Still the One by Jill Shalvis
Taken by Charlotte Stein (mini-gushy review)

World-Building in Romance

Books that have a strong sense of place really help me sink right in. It makes the story feel solid and tangible.

— Ana (@anacoqui) April 9, 2015

 

Last week I was reading two very different kinds of romance novels (Joanna Wylde’s Silver Bastard and Laura Florand’s upcoming All for You).  Although they are both contemporaries on the surface, you can’t pick two more different types of stories and settings yet I felt fully engaged and immersed both these books in no small part because of the way the authors described and rooted the action in their locations in macro and micro ways.

The novels didn't use their cities/towns as interchangeable backdrop or wallpaper but instead took the time to develop a distinctive location for the reader. Locations were consistently described, attention was paid to the way people experience and interact differently with the landscape when walking versus when they are driving. While I couldn't have drawn you a map based on the descriptions I had a sense that the writers could have. 
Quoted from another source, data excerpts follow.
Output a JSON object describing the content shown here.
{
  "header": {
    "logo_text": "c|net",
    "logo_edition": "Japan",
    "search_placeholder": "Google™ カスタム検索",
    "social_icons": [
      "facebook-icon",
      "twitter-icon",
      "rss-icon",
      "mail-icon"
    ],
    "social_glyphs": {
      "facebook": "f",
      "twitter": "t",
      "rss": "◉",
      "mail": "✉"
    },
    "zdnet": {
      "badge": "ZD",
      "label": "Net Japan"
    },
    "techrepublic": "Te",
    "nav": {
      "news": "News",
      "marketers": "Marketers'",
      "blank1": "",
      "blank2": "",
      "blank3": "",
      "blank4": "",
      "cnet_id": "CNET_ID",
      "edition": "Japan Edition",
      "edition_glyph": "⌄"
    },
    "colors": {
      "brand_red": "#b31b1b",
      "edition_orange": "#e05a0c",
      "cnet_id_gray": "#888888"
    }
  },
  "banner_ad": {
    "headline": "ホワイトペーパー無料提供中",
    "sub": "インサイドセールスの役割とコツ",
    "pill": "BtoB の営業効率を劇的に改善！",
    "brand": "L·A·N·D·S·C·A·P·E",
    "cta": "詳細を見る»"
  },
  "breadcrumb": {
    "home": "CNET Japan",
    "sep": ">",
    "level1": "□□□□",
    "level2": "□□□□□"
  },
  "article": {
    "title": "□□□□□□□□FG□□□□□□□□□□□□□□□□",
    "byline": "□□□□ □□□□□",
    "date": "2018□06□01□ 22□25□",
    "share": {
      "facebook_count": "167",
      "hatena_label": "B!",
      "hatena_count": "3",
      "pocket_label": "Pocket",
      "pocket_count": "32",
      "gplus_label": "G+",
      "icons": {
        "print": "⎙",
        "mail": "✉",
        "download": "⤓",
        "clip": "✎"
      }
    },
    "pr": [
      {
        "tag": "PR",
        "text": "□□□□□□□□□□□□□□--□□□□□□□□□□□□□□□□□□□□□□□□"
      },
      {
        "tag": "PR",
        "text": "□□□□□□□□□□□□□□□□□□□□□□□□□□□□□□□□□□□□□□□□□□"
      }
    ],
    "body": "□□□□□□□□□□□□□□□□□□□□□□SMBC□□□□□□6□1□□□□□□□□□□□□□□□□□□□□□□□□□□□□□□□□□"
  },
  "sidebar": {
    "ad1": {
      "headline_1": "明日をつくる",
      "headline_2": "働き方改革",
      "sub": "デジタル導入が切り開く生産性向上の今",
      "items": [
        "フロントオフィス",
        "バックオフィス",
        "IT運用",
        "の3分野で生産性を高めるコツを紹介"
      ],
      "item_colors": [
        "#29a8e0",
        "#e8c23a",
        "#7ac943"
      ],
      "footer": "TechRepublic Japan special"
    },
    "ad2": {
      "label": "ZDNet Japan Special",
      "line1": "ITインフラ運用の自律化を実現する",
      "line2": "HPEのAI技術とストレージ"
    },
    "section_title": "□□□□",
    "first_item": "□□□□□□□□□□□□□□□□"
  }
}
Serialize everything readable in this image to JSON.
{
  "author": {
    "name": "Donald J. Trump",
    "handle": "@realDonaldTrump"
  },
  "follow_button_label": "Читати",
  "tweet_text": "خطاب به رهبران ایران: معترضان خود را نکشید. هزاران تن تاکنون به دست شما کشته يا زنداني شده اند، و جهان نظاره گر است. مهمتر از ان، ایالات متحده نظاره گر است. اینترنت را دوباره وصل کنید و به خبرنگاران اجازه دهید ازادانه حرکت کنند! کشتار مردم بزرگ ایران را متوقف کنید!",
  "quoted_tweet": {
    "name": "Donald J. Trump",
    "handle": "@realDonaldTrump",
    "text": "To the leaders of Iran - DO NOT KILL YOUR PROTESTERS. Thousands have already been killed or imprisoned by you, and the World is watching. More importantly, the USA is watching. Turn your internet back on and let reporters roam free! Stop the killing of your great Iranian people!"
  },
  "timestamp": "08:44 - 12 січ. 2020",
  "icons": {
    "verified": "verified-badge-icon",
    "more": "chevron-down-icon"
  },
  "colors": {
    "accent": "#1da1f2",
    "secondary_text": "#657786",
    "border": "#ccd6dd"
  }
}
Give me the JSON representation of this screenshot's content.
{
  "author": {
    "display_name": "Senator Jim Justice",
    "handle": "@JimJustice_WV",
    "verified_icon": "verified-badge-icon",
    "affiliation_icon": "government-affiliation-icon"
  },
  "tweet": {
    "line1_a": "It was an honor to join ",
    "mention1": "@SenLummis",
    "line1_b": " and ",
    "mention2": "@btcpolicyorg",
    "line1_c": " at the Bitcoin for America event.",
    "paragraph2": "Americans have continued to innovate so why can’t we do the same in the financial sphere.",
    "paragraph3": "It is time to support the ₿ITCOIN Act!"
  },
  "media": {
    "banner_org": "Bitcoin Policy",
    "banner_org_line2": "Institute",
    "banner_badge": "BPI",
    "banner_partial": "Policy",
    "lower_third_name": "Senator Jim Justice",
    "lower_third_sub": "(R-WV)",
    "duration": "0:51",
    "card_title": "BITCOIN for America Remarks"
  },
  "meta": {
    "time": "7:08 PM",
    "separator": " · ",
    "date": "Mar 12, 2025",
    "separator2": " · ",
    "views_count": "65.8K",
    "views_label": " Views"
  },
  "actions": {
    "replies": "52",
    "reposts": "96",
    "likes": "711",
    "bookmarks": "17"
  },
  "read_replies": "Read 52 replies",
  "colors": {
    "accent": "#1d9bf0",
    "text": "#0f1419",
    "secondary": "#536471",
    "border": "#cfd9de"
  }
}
I grew up reading Fantasy, Sci-fi & Mystery and I still have weakness for novels with maps. I love books that take the time to develop a setting so it feels like it had depth and solidity. I don’t care if we are talking about books set in steam-punk China or Victorian England, a post-apocalyptic future or planet far far away,  small-town or urban contemporary, world building is important to me. I think one of the reasons books by Jeannie Lin, Courtney Milan,  K.J. Charles, Kit Rocha, Shannon Stacey & Julie James work so well for me is that they do excellent world building.

Reading is an act of trust. As a reader I routinely gift authors with my goodwill and enter their books with a willing suspension of disbelief. When I do that I trust the author to take me someplace amazing, some place worth going.  There are lots of ways to screw that up. Everyone has different things that trigger disbelief and kick them out of story. For me repetitive vocabulary, vague geography & continuity mistakes are some of the more common ones.  

How important is place and world building to you?  What are your essentials? I've listed a few authors I think do a consistently good job, any authors you feel do this particularly well? Do you have higher expectations from some kinds of books than you do of others?